Recorrió con la vista las paredes del salón, pero si antes no había detectado fotografía alguna, ahora tampoco pudo descubrir ningún reloj. Se liberó con esfuerzo del abrazo de las bolitas de relleno y acababa de lograr ponerse en pie cuando vio salir a Rosie de la cocina.

—¿Qué hora es? —preguntó Sibylle, apartándose un mechón de cabello de la cara.

—Las ocho y cuarto.

—He de intentar localizar a Elke. Tal vez Lukas se encuentre con ella.

De inmediato tuvo a Rosie junto a la mesita auxiliar para alcanzarle el auricular del teléfono. Sibylle marcó con urgencia el número de Elke, con demasiada urgencia, como muy pronto descubrió, pues logró conectar con una mujer malhumorada que decía llamarse Kleinbauer, la cual explicó de forma escueta que no conocía a ninguna Elke cómo-se-llame. Y colgó.

Sibylle lo volvió a intentar, en esta ocasión despacio y con sumo cuidado, con el corazón desbocado y la esperanza de que la vez anterior se hubiese confundido al marcar. El teléfono sonó dos veces antes de que oyera por fin una voz que le resultó familiar.

—Elke Berheimer.

Sibylle hubiera querido gritar de alegría, pero fue incapaz de producir sonido alguno.

—¿Hola? —insistió Elke impaciente.

—Elke… Soy Sibylle.

Silencio. Los segundos se sucedían. Después, en voz tan baja que casi no pudo distinguir las palabras, la mujer habló.
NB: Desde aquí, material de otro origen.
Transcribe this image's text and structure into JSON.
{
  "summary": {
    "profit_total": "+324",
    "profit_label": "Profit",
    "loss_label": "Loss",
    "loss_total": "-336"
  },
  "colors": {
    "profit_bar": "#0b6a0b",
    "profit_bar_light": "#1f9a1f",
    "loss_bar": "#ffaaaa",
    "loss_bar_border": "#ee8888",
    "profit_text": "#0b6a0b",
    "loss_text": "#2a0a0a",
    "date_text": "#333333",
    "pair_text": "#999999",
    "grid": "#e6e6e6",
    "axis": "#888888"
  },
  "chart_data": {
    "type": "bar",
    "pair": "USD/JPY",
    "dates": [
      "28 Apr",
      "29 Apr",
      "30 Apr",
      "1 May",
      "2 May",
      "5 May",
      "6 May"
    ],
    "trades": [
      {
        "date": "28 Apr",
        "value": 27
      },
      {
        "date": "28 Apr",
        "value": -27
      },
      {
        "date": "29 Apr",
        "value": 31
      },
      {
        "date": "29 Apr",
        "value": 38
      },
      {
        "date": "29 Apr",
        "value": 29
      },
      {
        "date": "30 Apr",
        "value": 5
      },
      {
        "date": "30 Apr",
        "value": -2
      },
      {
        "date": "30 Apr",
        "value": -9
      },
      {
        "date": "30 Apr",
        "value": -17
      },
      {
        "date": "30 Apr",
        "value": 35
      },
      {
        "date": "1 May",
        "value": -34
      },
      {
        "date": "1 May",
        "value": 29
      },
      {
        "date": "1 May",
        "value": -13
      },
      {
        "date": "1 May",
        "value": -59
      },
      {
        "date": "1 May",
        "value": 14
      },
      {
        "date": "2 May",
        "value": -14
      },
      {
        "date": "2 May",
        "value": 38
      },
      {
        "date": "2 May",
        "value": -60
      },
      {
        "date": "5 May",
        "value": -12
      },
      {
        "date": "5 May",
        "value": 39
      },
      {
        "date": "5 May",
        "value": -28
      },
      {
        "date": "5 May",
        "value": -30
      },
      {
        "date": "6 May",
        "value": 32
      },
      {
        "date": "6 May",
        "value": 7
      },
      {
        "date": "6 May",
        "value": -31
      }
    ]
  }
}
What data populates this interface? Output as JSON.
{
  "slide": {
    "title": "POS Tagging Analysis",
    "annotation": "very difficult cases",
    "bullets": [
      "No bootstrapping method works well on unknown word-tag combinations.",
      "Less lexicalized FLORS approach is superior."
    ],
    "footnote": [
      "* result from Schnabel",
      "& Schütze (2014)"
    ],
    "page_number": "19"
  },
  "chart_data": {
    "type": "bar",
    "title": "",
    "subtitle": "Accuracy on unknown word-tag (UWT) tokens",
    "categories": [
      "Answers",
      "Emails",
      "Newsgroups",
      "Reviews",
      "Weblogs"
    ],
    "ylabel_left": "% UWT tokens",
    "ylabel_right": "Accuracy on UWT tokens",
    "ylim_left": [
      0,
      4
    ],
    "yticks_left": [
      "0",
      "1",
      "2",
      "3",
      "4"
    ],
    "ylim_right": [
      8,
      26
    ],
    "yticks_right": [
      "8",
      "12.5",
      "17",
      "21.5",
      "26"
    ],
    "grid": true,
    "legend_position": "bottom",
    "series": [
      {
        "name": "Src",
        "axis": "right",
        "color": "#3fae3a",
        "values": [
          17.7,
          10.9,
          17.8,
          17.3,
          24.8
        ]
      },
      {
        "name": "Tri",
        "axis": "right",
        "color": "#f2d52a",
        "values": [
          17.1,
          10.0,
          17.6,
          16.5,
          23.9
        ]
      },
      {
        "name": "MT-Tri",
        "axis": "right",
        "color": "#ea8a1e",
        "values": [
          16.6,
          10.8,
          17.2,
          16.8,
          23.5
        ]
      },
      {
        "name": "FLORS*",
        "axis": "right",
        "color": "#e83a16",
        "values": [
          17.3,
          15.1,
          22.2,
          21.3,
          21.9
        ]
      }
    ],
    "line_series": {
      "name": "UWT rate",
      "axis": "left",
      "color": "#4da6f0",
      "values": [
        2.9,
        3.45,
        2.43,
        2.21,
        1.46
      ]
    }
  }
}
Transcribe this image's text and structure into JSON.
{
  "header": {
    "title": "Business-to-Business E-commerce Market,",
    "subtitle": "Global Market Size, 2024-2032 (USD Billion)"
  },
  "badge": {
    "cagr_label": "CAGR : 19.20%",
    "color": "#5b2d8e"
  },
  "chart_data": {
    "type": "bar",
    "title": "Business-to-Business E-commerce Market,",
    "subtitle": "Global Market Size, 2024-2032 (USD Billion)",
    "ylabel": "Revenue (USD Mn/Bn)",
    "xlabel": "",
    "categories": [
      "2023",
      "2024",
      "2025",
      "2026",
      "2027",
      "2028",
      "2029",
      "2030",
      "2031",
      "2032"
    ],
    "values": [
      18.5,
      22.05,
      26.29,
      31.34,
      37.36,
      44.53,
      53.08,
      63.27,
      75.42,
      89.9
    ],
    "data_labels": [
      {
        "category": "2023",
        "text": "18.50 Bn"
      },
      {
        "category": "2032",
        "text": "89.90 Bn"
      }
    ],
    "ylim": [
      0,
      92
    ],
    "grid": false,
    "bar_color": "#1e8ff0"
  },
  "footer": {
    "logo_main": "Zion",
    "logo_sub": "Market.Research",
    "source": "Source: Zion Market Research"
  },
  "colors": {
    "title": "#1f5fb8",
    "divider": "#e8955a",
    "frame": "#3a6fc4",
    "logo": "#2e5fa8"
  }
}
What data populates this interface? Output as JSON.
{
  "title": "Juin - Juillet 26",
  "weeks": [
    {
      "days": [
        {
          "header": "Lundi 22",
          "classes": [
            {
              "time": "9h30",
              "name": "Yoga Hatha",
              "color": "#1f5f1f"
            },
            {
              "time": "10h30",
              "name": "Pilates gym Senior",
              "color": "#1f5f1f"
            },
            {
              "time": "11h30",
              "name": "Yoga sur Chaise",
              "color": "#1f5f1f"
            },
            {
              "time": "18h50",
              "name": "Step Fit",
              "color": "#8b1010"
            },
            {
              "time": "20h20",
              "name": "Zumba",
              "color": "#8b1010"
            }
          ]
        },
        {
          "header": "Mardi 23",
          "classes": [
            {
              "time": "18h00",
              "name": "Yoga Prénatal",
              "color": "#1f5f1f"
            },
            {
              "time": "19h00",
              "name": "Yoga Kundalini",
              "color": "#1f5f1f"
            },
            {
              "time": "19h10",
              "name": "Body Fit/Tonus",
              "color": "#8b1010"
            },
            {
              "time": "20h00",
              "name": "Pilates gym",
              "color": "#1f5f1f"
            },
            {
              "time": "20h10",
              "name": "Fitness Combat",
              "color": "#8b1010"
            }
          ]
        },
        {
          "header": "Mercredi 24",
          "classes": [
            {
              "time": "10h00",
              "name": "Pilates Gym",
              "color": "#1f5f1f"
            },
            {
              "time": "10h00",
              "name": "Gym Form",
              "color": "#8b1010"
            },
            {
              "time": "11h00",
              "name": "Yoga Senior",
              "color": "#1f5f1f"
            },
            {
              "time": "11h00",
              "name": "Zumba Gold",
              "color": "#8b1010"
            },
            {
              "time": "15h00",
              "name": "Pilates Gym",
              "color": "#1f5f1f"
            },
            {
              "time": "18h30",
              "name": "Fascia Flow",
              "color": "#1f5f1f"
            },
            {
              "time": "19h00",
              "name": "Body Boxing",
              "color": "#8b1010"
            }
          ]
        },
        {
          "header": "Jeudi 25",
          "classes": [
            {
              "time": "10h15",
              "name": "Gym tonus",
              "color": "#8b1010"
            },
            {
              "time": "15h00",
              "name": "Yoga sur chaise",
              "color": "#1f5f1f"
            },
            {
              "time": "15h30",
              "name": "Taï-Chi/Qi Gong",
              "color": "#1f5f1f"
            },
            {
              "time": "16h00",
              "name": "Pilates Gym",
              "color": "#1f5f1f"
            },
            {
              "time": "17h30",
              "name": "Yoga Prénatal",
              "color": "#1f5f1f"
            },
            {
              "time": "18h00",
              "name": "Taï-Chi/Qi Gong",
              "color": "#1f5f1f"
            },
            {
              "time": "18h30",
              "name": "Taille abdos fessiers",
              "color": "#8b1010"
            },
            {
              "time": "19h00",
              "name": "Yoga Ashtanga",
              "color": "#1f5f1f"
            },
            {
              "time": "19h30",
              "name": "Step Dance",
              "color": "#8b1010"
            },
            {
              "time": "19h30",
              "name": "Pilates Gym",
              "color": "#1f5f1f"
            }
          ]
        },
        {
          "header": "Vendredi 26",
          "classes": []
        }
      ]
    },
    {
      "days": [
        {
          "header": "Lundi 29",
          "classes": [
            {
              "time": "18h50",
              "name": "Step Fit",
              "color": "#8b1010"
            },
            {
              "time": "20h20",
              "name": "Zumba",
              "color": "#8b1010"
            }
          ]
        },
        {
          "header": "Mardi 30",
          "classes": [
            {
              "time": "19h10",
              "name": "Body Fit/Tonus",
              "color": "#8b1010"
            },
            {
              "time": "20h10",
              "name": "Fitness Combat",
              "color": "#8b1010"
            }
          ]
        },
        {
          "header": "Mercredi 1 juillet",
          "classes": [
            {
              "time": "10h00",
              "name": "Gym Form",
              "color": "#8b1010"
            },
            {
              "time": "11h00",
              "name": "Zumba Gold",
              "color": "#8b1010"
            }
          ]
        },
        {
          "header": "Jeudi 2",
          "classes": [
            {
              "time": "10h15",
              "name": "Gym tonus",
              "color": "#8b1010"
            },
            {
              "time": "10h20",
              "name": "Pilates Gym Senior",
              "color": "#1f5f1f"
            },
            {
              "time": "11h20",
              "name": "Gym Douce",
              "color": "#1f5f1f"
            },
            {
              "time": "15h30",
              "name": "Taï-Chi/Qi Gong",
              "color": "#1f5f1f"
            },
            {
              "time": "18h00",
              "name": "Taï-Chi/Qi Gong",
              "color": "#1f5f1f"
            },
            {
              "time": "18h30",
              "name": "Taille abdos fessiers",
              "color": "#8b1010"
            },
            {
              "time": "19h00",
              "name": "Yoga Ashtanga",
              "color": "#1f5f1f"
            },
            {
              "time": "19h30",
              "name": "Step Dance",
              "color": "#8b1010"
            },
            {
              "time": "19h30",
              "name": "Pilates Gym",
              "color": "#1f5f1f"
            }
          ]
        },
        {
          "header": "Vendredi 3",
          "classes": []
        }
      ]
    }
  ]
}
—¿Qué? ¿Quién habla? ¿Sibylle? ¿Sibylle Aurich? ¿Eres tú de verdad?

Definitivamente se trataba de la voz de Elke, pero sonaba áspera, y, en cierto modo, extraña.

—Sí, Elke, soy yo. ¿Está Lukas contigo?

—Pero ¿dónde…? Quiero decir, ¿qué te ha ocurrido?

—He sido asaltada… y secuestrada después. Desperté ayer por la mañana, en un sótano. Logré huir y después me ayudó una mujer muy agradable. Y Hannes me ha…

—¡Espera! —la interrumpió Elke—. ¿Despertaste en un sótano? ¿Y te ayudó una mujer? ¿Se encuentra esa mujer contigo ahora?

—Sí, pero…

—¿Dónde estás? ¿Y cómo se llama esa mujer?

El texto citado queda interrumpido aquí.